Nurses should be paid more | The Jackal

8 Jul 2021

Nurses should be paid more

If you’ve ever had to spend any time in a hospital, you’ll know that nurses are some of the hardest working and most dedicated people in New Zealand. Their jobs aren't exactly easy either.

Not only does their profession require long, demanding and often unusual hours, Kiwi nurses are being inadequately compensated especially in comparison to their comrades across the ditch.

So when Kiwi nurses say that they’re going to strike again if their pay and conditions don’t finally improve, then everyone should support them to put pressure on the DHBs and the Government to do the right thing.

Yesterday, Stuff reported:

Nurses will take part in multiple strikes unless deal made

Nurses will walk off the job for 24 hours on July 29 in the first of three strikes – unless a resolution to protracted employment negotiations with district health boards (DHBs) can be reached before then.

A majority of New Zealand Nurses Organisation (NZNO) members supported a ballot for three strikes: for 24 hours on July 29, eight hours on August 19, and 24 hours on September 9.

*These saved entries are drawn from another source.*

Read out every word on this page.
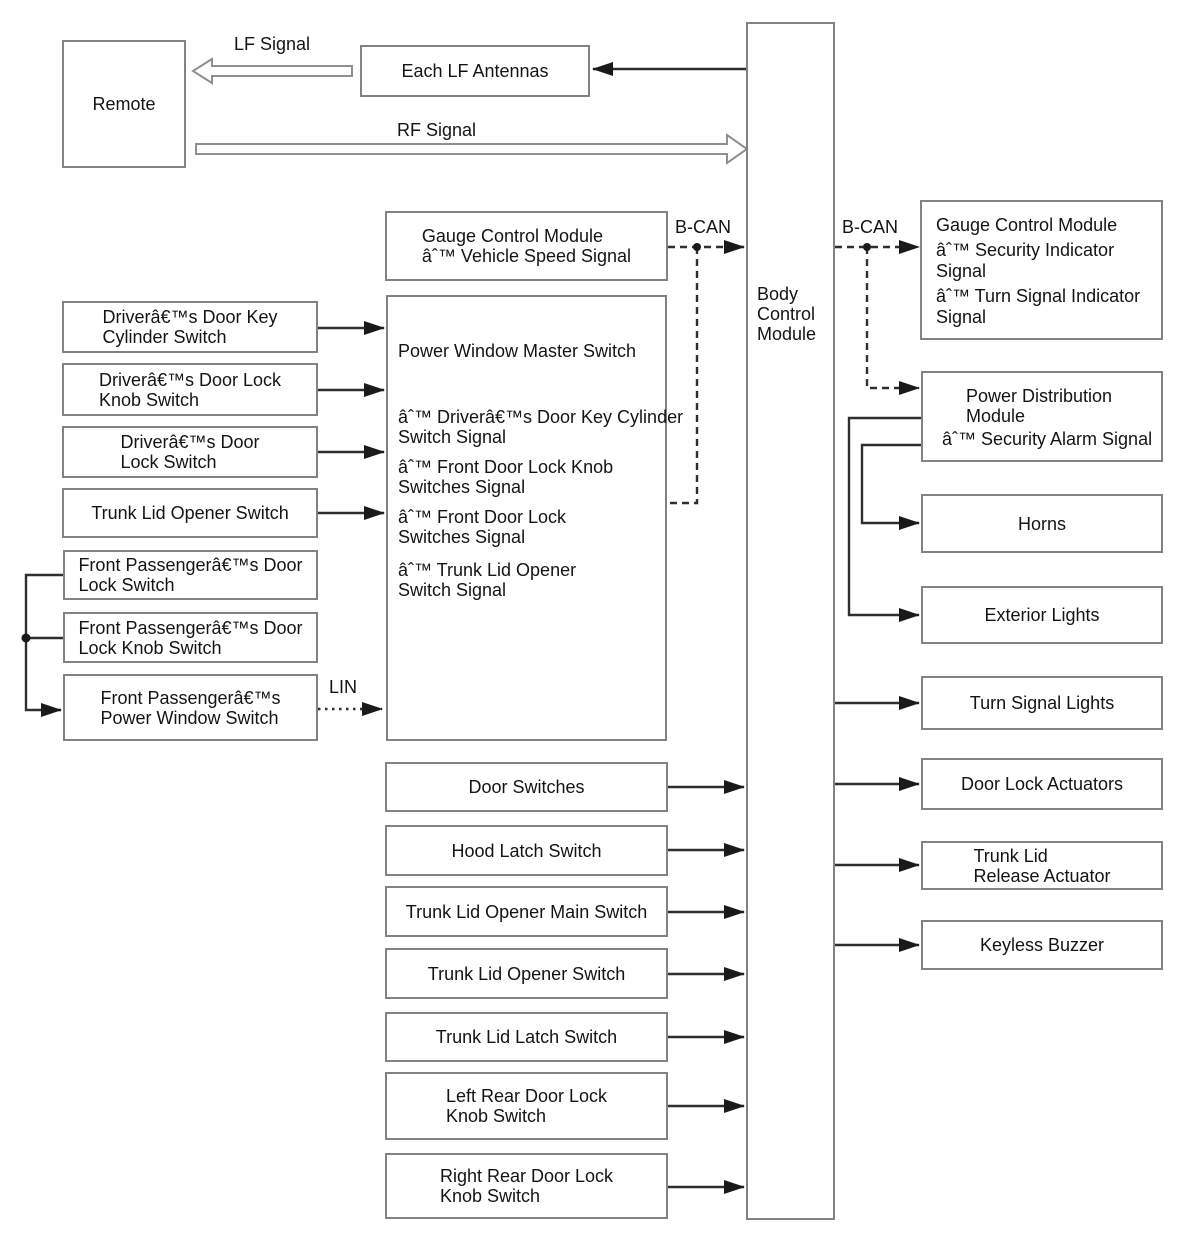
LF Signal
RF Signal
B-CAN	B-CAN
LIN
Remote
Each LF Antennas
Gauge Control Module
âˆ™ Vehicle Speed Signal
Power Window Master Switch
âˆ™ Driverâ€™s Door Key Cylinder
Switch Signal
âˆ™ Front Door Lock Knob
Switches Signal
âˆ™ Front Door Lock
Switches Signal
âˆ™ Trunk Lid Opener
Switch Signal
Driverâ€™s Door Key
Cylinder Switch
Driverâ€™s Door Lock
Knob Switch
Driverâ€™s Door
Lock Switch
Trunk Lid Opener Switch
Front Passengerâ€™s Door
Lock Switch
Front Passengerâ€™s Door
Lock Knob Switch
Front Passengerâ€™s
Power Window Switch
Door Switches
Hood Latch Switch
Trunk Lid Opener Main Switch
Trunk Lid Opener Switch
Trunk Lid Latch Switch
Left Rear Door Lock
Knob Switch
Right Rear Door Lock
Knob Switch
Body
Control
Module
Gauge Control Module
âˆ™ Security Indicator
Signal
âˆ™ Turn Signal Indicator
Signal
Power Distribution
Module
âˆ™ Security Alarm Signal
Horns
Exterior Lights
Turn Signal Lights
Door Lock Actuators
Trunk Lid
Release Actuator
Keyless Buzzer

NZNO lead advocate David Wait said members clearly remained resolute about ongoing strike action to gain the recognition and working conditions that would ensure nursing remains a viable profession.


DHBs spokeswoman Dale Oliff said the DHBs were aiming to prevent the strikes and believed they could make an offer “to settle the pay talks”.

“We’re continuing to work on a range of options and will be working with the union again this week to progress those discussions before the DHB and NZNO bargaining teams get back together with the mediator next week.”

NZNO representatives and the country’s DHBs returned to mediation last Wednesday and Thursday following a nationwide eight-hour strike on June 9.

It’s not as if the DHBs cannot afford to increase nurses take home pay either. All they would need to do is cut a bit more of the chaff from upper management for instance. It's therefore not an either or situation between increasing benefits and paying nurses properly, because with our crown accounts in the black, the Government can actually afford to do both.

Oliff said a 24-hour strike would have a “significant impact on hospital services”.

Wait said the DHBs seemed willing to actively seek a solution.

“Progress has been made in our discussions and that has given us some hope a resolution can be found around pay and safe staffing.”

The current collective agreement – covering nurses, midwives and health care assistants (HCAs) employed by DHBs – expired in June 2020 and negotiations for a new one had now been going for more than a year.

The NZNO brought 65 claims to the bargaining process, which included a significant pay increase for all members, measures to ensure DHBs carried out safe staffing practices, and better support for wellbeing including increased sick leave, parental leave payments, and ACC payments for injuries.

An entire year for pay negotiations is far too long. In my opinion the Minister should have stepped in ages ago to ensure that these talks weren’t overly protracted. To save face, the Labour led Government must now ensure that pay negotiations don’t once again stall because of penny-pinching DHBs.

The claims included a 17 per cent pay increase, with an immediate 10 per cent bump to bring pay for DHB HCAs – who receive the lowest pay under the collective agreement – in line with those working in aged-residential care.

But other claims were made to increase rates by the same margin for all members “to help to attract and retain people within the profession” and “to address the disincentive for nurses to take on senior roles”.

NZNO members voted to strike for eight hours on June 9 after rejecting the third DHB offer in May.

The DHBs offer included different pay increases for different groups of members. Proposed increases ranged from 0.9 to 1.2 per cent for senior nurses, and 5.2 to 12.2 per cent for HCAs.

A lump sum payment of $4000 was offered in lieu of settlement for a separate pay equity claim “in recognition of the work done to date and the time it is taking to settle the claim”.

The DHBs previous offer was clearly inadequate! What they really should be offering is at least pay parity with other similar professions AND a lump sum payment to account for their heels dragging on the ground for so long.

The DHBs offer acknowledged the delay in progress over the pay equity settlement and that nurses had been “subject to historical sex-based undervaluation”. It was expected the process would take another six months.

Minister of Health Andrew Little said on Tuesday he had asked officials to speed up progress on the pay equity settlement as the Queensland Government had launched an advertising campaign aimed at attracting New Zealand nurses for its health service.

The thing is that we need our well-trained nurses so that New Zealand is prepared for a worse case Covid-19 scenario. What if for instance the Delta variant gets lose in Aotearoa? In that case we'll need as many of our locally trained medical professionals here to ensure that lives aren’t needlessly lost.

New Zealand has some of the most sought after nurses in the world because our training is second to none, and without proper pay or improved conditions, many excellent nurses will simply continue to be lured overseas. 

So let’s see the DHBs and the Government put their money where their mouths are...and let's see our nurses being paid properly. Because without these locally trained professionals staying in Gods own, the land of the long white cloud is pretty much akin to a sitting duck.